Rhino's Ramblings: A Taxing Affair

Robert Thomas

If you ever want to draw the ire of a Moose Jaw property owner just ask them what they think of their property taxes. Believe me, you will get an earful that is none too complimentary. People in Moose Jaw are angry when it comes to taxes. For most people, they are cropping up more and more on everything as our governments look for the means to spend themselves out of oblivion.

In Moose Jaw, the need for money has hit a critical point, as the collapse in resource and commodity pricing has forced the province into austerity mode; just at the time the dilapidated state of our infrastructure has almost reached the crisis point.

The City is facing an uphill battle as we have reached a point where much of the work we have put off cannot be put off any longer. It’s reached the point where we need to borrow $30 million to complete the work which needs to be done just in 2018 alone. With tens of millions in work required in 2019, 2020 and going forward just to stabilize the situation. It’s an ugly fact of life that we need to get used to.

Absent of a miracle, the City of Moose Jaw is going to have to come up with a financial miracle. For the past couple of years we’ve had a band-aid miracle and it’s name has been photo radar.
It has helped make up the shortfall in the 2018-2019 capital budget. Those two radar cameras out near where the TransCanada Highway and 9th Ave NW are our own money making mills. They’re something the City treasury could use more of, especially if they catch out-of-town drivers who really don’t have the time to stop, let alone complain about it.

The biggest aspect of local taxes is the business community who say they are being over-taxed. Led by the business lobby group Canadian Federation of Independent Business (CFIB) tremendous pressure has been placed upon local councils to reduce commercial property taxes.
Under the auspices of a term called ‘tax fairness’, the CFIB has lobbied extensively, arguing that a commercial property having the same property tax assessment as a residential property should pay the same property tax. It’s what they call "fairness", when it comes to property taxes.

The argument seems compelling until you realize it needs to be expanded to all taxation combined; if the entire issue is based upon fairness. Businesses can write off their property taxes, whereas residential properties – unless you’re  running a home based business – cannot.

For years, Moose Jaw worked upon a formula where taxes were collected in a manner where each property class or type of property paid a certain percentage of the tax dollars the City needed to raise.

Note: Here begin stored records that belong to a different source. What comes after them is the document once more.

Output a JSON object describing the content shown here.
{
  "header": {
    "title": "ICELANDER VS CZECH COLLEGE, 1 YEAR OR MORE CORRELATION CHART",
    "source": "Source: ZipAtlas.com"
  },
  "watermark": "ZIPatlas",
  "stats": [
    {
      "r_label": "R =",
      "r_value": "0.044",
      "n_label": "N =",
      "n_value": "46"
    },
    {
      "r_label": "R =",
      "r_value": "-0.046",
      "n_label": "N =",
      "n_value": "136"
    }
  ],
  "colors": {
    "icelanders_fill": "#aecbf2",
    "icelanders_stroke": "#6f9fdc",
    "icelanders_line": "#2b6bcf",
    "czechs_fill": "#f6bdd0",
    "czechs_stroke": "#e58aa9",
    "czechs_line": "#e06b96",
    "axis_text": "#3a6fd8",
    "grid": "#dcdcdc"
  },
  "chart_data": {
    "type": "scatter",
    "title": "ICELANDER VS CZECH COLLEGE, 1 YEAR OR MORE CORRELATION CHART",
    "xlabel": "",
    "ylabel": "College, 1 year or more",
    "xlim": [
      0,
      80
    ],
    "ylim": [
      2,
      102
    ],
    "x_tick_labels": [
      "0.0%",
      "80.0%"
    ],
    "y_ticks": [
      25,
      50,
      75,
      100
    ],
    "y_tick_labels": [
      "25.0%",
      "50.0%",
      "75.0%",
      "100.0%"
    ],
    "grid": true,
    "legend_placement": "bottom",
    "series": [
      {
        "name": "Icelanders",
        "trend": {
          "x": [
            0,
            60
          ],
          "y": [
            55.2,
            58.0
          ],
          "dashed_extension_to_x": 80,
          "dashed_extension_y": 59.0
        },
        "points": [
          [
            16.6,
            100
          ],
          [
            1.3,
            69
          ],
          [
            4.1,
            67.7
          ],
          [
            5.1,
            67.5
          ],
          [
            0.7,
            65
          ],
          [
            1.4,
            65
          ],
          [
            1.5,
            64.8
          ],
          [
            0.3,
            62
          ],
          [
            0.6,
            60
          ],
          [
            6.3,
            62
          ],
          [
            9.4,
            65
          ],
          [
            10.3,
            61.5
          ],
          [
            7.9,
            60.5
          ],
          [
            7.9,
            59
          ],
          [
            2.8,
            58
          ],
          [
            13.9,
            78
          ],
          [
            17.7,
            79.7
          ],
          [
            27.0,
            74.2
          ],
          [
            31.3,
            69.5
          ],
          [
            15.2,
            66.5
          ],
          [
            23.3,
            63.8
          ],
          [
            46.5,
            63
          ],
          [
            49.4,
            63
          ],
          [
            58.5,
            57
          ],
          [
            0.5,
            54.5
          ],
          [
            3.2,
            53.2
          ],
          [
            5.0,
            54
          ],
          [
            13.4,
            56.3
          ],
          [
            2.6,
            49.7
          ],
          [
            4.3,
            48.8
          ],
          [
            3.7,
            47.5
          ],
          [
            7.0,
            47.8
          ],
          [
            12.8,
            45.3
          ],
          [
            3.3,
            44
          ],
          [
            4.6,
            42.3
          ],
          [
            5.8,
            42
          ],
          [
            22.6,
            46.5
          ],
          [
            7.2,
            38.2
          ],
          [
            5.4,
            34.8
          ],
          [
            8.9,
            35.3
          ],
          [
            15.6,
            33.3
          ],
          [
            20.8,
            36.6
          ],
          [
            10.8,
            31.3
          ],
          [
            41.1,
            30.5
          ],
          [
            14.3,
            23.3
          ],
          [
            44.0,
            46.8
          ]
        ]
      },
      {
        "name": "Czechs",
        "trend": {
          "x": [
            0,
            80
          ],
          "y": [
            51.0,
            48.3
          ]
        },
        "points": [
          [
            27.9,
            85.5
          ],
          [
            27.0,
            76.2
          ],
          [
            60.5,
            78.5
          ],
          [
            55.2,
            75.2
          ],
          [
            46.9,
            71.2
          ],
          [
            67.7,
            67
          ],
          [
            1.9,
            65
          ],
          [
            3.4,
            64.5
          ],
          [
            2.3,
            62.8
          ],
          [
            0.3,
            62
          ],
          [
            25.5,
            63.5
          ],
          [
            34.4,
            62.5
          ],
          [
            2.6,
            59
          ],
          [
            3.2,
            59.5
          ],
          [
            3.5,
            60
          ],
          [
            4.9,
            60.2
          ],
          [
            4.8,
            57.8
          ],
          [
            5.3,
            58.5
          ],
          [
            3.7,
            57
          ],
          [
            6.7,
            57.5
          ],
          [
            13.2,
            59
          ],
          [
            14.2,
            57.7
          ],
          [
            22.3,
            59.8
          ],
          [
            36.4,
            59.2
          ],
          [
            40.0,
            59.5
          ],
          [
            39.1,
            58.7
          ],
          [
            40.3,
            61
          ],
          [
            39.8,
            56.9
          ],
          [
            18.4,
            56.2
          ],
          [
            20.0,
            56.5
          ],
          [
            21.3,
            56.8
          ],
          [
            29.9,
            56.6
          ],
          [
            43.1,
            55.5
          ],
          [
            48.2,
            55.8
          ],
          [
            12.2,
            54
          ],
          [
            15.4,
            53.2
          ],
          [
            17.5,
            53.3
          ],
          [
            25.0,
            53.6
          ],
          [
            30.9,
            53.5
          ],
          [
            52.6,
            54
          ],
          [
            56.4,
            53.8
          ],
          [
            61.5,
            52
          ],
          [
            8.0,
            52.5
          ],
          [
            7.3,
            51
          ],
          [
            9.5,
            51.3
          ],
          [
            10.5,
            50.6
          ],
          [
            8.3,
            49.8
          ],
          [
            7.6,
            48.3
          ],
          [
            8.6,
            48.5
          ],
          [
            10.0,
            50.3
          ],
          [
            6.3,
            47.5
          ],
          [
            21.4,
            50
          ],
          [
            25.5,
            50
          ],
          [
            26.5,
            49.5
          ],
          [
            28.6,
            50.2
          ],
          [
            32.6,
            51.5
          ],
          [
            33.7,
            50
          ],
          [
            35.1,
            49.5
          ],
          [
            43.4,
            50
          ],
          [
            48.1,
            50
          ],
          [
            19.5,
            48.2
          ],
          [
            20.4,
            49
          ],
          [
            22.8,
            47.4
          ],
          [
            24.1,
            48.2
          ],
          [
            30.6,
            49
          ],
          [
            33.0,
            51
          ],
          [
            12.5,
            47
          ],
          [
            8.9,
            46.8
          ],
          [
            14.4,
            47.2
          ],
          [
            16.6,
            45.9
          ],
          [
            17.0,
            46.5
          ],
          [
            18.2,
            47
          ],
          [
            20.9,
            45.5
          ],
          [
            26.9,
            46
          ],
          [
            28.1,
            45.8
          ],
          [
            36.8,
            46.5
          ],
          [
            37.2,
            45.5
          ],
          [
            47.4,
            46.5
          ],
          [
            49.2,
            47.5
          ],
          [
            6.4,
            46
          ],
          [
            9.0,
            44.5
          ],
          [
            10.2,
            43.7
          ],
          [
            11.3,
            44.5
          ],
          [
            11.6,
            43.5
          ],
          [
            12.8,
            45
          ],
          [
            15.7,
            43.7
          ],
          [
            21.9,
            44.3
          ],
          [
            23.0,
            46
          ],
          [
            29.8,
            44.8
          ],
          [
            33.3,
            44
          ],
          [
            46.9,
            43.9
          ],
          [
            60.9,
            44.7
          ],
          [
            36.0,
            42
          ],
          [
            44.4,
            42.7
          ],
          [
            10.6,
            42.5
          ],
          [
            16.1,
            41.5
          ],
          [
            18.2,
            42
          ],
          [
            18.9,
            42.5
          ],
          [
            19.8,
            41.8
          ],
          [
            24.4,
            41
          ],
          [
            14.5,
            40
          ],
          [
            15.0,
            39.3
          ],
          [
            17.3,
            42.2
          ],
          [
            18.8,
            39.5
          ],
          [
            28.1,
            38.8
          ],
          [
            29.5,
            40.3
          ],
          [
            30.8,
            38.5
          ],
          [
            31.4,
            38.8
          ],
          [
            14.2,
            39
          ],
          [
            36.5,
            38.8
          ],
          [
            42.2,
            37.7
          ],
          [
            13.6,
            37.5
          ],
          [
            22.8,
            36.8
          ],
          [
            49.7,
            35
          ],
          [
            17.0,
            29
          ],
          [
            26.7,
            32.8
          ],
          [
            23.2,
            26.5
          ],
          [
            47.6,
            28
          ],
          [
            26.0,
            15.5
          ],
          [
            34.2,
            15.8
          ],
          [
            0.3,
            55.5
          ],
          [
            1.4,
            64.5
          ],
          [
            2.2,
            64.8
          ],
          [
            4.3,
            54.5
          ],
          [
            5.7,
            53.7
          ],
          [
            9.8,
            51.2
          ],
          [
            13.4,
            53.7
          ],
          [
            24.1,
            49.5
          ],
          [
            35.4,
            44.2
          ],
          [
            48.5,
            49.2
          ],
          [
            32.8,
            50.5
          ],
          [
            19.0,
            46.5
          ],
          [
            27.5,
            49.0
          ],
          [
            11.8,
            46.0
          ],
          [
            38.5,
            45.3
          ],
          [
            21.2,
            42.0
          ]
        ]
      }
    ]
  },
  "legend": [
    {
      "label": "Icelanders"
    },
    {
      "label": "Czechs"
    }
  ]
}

The amount of tax dollars required in each property class was defined and the City simply needed to take the property assessment in that class, multiply it by the mill rate and extract the correct amount of taxes to cover that property class’ percentage of required taxes. On paper, it all seems straightforward; nice, neat and all scientific; that is, until the assessor makes an error and a property owner wins a tax appeal. As the amount of successful property tax appeals grows, it seemingly shifts the tax burden from that property to other properties in the same property class.

This is why the WalMart case is so significant. A store the size of WalMart winning a big assessment appeal quite readily distorts what is demanded of other commercial property owners.
Walmart successfully argued their 2013 assessment of $11,215,900 for property tax purposes was wrong because the Saskatchewan Assessment Management Agency (SAMA) used the wrong assessment approach. In the end, WalMart had their property tax assessment reduced to $6,872,800.

And it wasn’t just in Moose Jaw where Walmart was fighting hard to lower prices or...oops...should I say lower their assessment. They did it in Weyburn, Estevan and Yorkton, as well all cities where SAMA has the contract for tax assessment.

It all came down to a final leave to appeal, this past January, where in a written decision a Saskatchewan appeals court justice denied SAMA’s request and wrote “I am satisfied none of the grounds of appeal have merit. All are destined to fail.”

It leaves me thinking, how could SAMA, the experts we hire to run our local property assessments, get it so wrong? Could it be true that Walmart simply used its deep pockets to win such a decisive victory or is there more to it? Does the problem lie somewhere else?

With 2017 being a reassessment year, in a four year cycle, the number of assessment appeals was once again high. Successful assessment appeals wiped out $40,927,42 of assessed property values with $34,562,000 from the commercial property class and $6,365,400 from residential properties.

Now, does the problem lie with the local Board of Revision? If you look at the Board’s decisions and how many of them have been supported upon appeal, including the 2013 WalMart case, it’s hard to place the blame on them.

In my opinion, the problem lies somewhere within SAMA. And businesses and residential property owners are not out beating the system; they are merely standing up for their rights and being proven correct for doing so. As one successful residential assessment appellant told me, it’s SAMA using their deep pockets to fight people who simply give up.

But how does this all play out in the context of taxes...or should I say tax fairness? How does this affect the little guy like you and me?

What we are seeing is a tax sharing approach where the overall tax shift is slowly shifting the burden from commercial to residential property owners. Big wins like WalMart’s and other commercial property owners can only accelerate the process towards the CFIB’s call for ‘tax fairness’. Commercial property owners simply cannot continually absorb assessment losses and the resultant surcharges.

In the end, somebody has to pay the bills and that’s people like you and me. Whether we can afford it is another thing...and is it fair?